Landslide Susceptibility Maps In Alpine Areas Subjected To Climate Change By Using A Machine Learning-Based Approach

The increasing frequency and intensity of landslides is a clear manifestation of climate change, particularly in mountainous regions such as the Northwestern Italian Alps. In these areas, heavy precipitation and temperature fluctuations, along with permafrost degradation, are major drivers of slope instability. This study aims to evaluate the future evolution of landslide susceptibility under climate change and its implications for critical infrastructure, focusing on high-voltage energy lines. An Extreme Gradient Boosting (XGBoost) model was applied to generate susceptibility maps using a combination of static and dynamic conditioning factors.
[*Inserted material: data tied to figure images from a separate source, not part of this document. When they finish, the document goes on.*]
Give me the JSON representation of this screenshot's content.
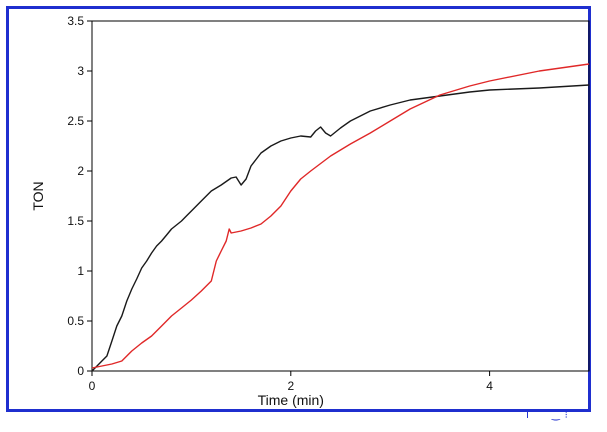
{
  "chart_data": {
    "type": "line",
    "xlabel": "Time (min)",
    "ylabel": "TON",
    "xlim": [
      0,
      5
    ],
    "ylim": [
      0,
      3.5
    ],
    "x_ticks": [
      0,
      2,
      4
    ],
    "x_tick_labels": [
      "0",
      "2",
      "4"
    ],
    "y_ticks": [
      0,
      0.5,
      1,
      1.5,
      2,
      2.5,
      3,
      3.5
    ],
    "y_tick_labels": [
      "0",
      "0.5",
      "1",
      "1.5",
      "2",
      "2.5",
      "3",
      "3.5"
    ],
    "grid": false,
    "legend": "none",
    "series": [
      {
        "color": "#1a1a1a",
        "x": [
          0,
          0.05,
          0.1,
          0.15,
          0.2,
          0.25,
          0.3,
          0.35,
          0.4,
          0.45,
          0.5,
          0.55,
          0.6,
          0.65,
          0.7,
          0.75,
          0.8,
          0.85,
          0.9,
          0.95,
          1.0,
          1.1,
          1.2,
          1.3,
          1.4,
          1.45,
          1.5,
          1.55,
          1.6,
          1.7,
          1.8,
          1.9,
          2.0,
          2.1,
          2.2,
          2.25,
          2.3,
          2.35,
          2.4,
          2.5,
          2.6,
          2.8,
          3.0,
          3.2,
          3.5,
          3.8,
          4.0,
          4.5,
          5.0
        ],
        "y": [
          0,
          0.05,
          0.1,
          0.15,
          0.3,
          0.45,
          0.55,
          0.7,
          0.82,
          0.92,
          1.03,
          1.1,
          1.18,
          1.25,
          1.3,
          1.36,
          1.42,
          1.46,
          1.5,
          1.55,
          1.6,
          1.7,
          1.8,
          1.86,
          1.93,
          1.94,
          1.86,
          1.92,
          2.05,
          2.18,
          2.25,
          2.3,
          2.33,
          2.35,
          2.34,
          2.4,
          2.44,
          2.38,
          2.35,
          2.43,
          2.5,
          2.6,
          2.66,
          2.71,
          2.75,
          2.79,
          2.81,
          2.83,
          2.86
        ]
      },
      {
        "color": "#e02828",
        "x": [
          0,
          0.1,
          0.2,
          0.3,
          0.35,
          0.4,
          0.5,
          0.6,
          0.7,
          0.8,
          0.9,
          1.0,
          1.1,
          1.2,
          1.25,
          1.3,
          1.35,
          1.38,
          1.4,
          1.5,
          1.6,
          1.7,
          1.8,
          1.9,
          2.0,
          2.1,
          2.2,
          2.4,
          2.6,
          2.8,
          3.0,
          3.2,
          3.5,
          3.8,
          4.0,
          4.5,
          5.0
        ],
        "y": [
          0.03,
          0.05,
          0.07,
          0.1,
          0.15,
          0.2,
          0.28,
          0.35,
          0.45,
          0.55,
          0.63,
          0.71,
          0.8,
          0.9,
          1.1,
          1.2,
          1.3,
          1.42,
          1.38,
          1.4,
          1.43,
          1.47,
          1.55,
          1.65,
          1.8,
          1.92,
          2.0,
          2.15,
          2.27,
          2.38,
          2.5,
          2.62,
          2.76,
          2.85,
          2.9,
          3.0,
          3.07
        ]
      }
    ]
  },
  "corner_text": "Ⅰ ⁀⁀‿ ⁝"
}
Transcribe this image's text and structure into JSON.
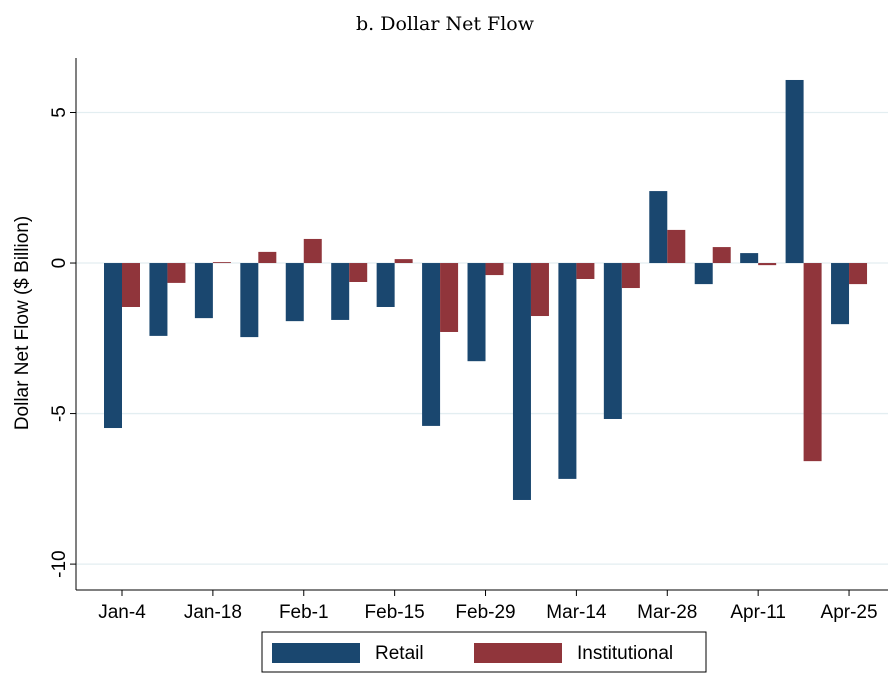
{
  "chart_data": {
    "type": "bar",
    "title": "b. Dollar Net Flow",
    "y_label": "Dollar Net Flow ($ Billion)",
    "categories": [
      "Jan-4",
      null,
      "Jan-18",
      null,
      "Feb-1",
      null,
      "Feb-15",
      null,
      "Feb-29",
      null,
      "Mar-14",
      null,
      "Mar-28",
      null,
      "Apr-11",
      null,
      "Apr-25"
    ],
    "series": [
      {
        "name": "Retail",
        "color": "#1a476f",
        "values": [
          -5.48,
          -2.42,
          -1.83,
          -2.46,
          -1.93,
          -1.89,
          -1.46,
          -5.41,
          -3.26,
          -7.87,
          -7.17,
          -5.18,
          2.39,
          -0.7,
          0.33,
          6.08,
          -2.03
        ]
      },
      {
        "name": "Institutional",
        "color": "#90353b",
        "values": [
          -1.46,
          -0.66,
          0.03,
          0.37,
          0.8,
          -0.63,
          0.13,
          -2.29,
          -0.4,
          -1.76,
          -0.53,
          -0.83,
          1.1,
          0.53,
          -0.07,
          -6.58,
          -0.7
        ]
      }
    ],
    "ylim": [
      -10.86,
      6.81
    ],
    "yticks": [
      -10,
      -5,
      0,
      5
    ],
    "grid": true
  }
}
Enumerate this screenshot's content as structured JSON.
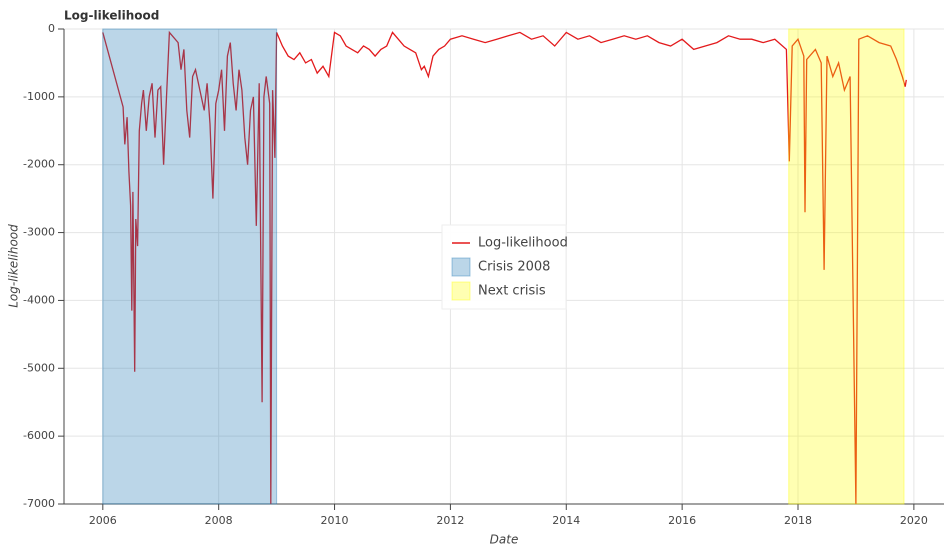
{
  "chart_data": {
    "type": "line",
    "title": "Log-likelihood",
    "x_label": "Date",
    "y_label": "Log-likelihood",
    "xlim": [
      2005.33,
      2020.52
    ],
    "xticks": [
      2006,
      2008,
      2010,
      2012,
      2014,
      2016,
      2018,
      2020
    ],
    "ylim": [
      -7000,
      0
    ],
    "yticks": [
      0,
      -1000,
      -2000,
      -3000,
      -4000,
      -5000,
      -6000,
      -7000
    ],
    "grid": true,
    "legend": "center",
    "x": [
      2006.0,
      2006.35,
      2006.38,
      2006.42,
      2006.45,
      2006.48,
      2006.5,
      2006.52,
      2006.55,
      2006.57,
      2006.6,
      2006.63,
      2006.67,
      2006.7,
      2006.75,
      2006.8,
      2006.85,
      2006.9,
      2006.95,
      2007.0,
      2007.05,
      2007.1,
      2007.15,
      2007.2,
      2007.3,
      2007.35,
      2007.4,
      2007.45,
      2007.5,
      2007.55,
      2007.6,
      2007.7,
      2007.75,
      2007.8,
      2007.85,
      2007.9,
      2007.95,
      2008.0,
      2008.05,
      2008.1,
      2008.15,
      2008.2,
      2008.25,
      2008.3,
      2008.35,
      2008.4,
      2008.45,
      2008.5,
      2008.55,
      2008.6,
      2008.65,
      2008.7,
      2008.75,
      2008.78,
      2008.82,
      2008.88,
      2008.9,
      2008.93,
      2008.97,
      2009.0,
      2009.1,
      2009.2,
      2009.3,
      2009.4,
      2009.5,
      2009.6,
      2009.7,
      2009.8,
      2009.9,
      2010.0,
      2010.1,
      2010.2,
      2010.3,
      2010.4,
      2010.5,
      2010.6,
      2010.7,
      2010.8,
      2010.9,
      2011.0,
      2011.1,
      2011.2,
      2011.3,
      2011.4,
      2011.5,
      2011.55,
      2011.62,
      2011.7,
      2011.8,
      2011.9,
      2012.0,
      2012.2,
      2012.4,
      2012.6,
      2012.8,
      2013.0,
      2013.2,
      2013.4,
      2013.6,
      2013.8,
      2014.0,
      2014.2,
      2014.4,
      2014.6,
      2014.8,
      2015.0,
      2015.2,
      2015.4,
      2015.6,
      2015.8,
      2016.0,
      2016.2,
      2016.4,
      2016.6,
      2016.8,
      2017.0,
      2017.2,
      2017.4,
      2017.6,
      2017.8,
      2017.85,
      2017.9,
      2018.0,
      2018.1,
      2018.12,
      2018.15,
      2018.3,
      2018.4,
      2018.45,
      2018.5,
      2018.6,
      2018.7,
      2018.8,
      2018.9,
      2019.0,
      2019.05,
      2019.2,
      2019.4,
      2019.6,
      2019.7,
      2019.8,
      2019.85,
      2019.87
    ],
    "series": [
      {
        "name": "Log-likelihood",
        "color": "#e31a1c",
        "values": [
          -50,
          -1150,
          -1700,
          -1300,
          -2100,
          -2600,
          -4150,
          -2400,
          -5050,
          -2800,
          -3200,
          -1500,
          -1100,
          -900,
          -1500,
          -1000,
          -800,
          -1600,
          -900,
          -850,
          -2000,
          -1000,
          -50,
          -100,
          -200,
          -600,
          -300,
          -1200,
          -1600,
          -700,
          -600,
          -1000,
          -1200,
          -800,
          -1400,
          -2500,
          -1100,
          -900,
          -600,
          -1500,
          -400,
          -200,
          -800,
          -1200,
          -600,
          -900,
          -1600,
          -2000,
          -1200,
          -1000,
          -2900,
          -800,
          -5500,
          -1000,
          -700,
          -1100,
          -7000,
          -900,
          -1900,
          -50,
          -250,
          -400,
          -450,
          -350,
          -500,
          -450,
          -650,
          -550,
          -700,
          -50,
          -100,
          -250,
          -300,
          -350,
          -250,
          -300,
          -400,
          -300,
          -250,
          -50,
          -150,
          -250,
          -300,
          -350,
          -600,
          -550,
          -700,
          -400,
          -300,
          -250,
          -150,
          -100,
          -150,
          -200,
          -150,
          -100,
          -50,
          -150,
          -100,
          -250,
          -50,
          -150,
          -100,
          -200,
          -150,
          -100,
          -150,
          -100,
          -200,
          -250,
          -150,
          -300,
          -250,
          -200,
          -100,
          -150,
          -150,
          -200,
          -150,
          -300,
          -1950,
          -250,
          -150,
          -400,
          -2700,
          -450,
          -300,
          -500,
          -3550,
          -400,
          -700,
          -500,
          -900,
          -700,
          -7000,
          -150,
          -100,
          -200,
          -250,
          -450,
          -700,
          -850,
          -750
        ]
      }
    ],
    "bands": [
      {
        "name": "Crisis 2008",
        "start": 2006.0,
        "end": 2009.0,
        "color": "#1f77b4"
      },
      {
        "name": "Next crisis",
        "start": 2017.84,
        "end": 2019.83,
        "color": "#ffff00"
      }
    ]
  }
}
A dataset of 728 spatially distributed points, comprising both landslide and non-landslide events, was used for model training and validation. To account for climate change impacts, downscaled projections from the Coupled Model Intercomparison Project Phase 6 (CMIP6) were used, incorporating data from global climate models under the high-emission scenario SSP5-8.5 for the period 2021–2040. Model performance was evaluated using the Area Under the ROC Curve (AUC), with values ranging from 0.92 to 0.99 across all months, indicating high predictive accuracy. A comparison of current (2003–2022) and future (2020–2040) susceptibility maps reveals a significant increase in areas classified as “Very High” susceptibility, rising from 9.96% to 12.85%, while “Very Low” susceptibility areas decrease from 17% to 13%. In addition, the exposure of high-voltage energy infrastructure was analyzed. The spatial overlap between energy lines and susceptibility classes shows that the proportion of energy lines located in “Very High” susceptibility zones is expected to increase from 13% to 17%, raising concerns for future infrastructure vulnerability and planning.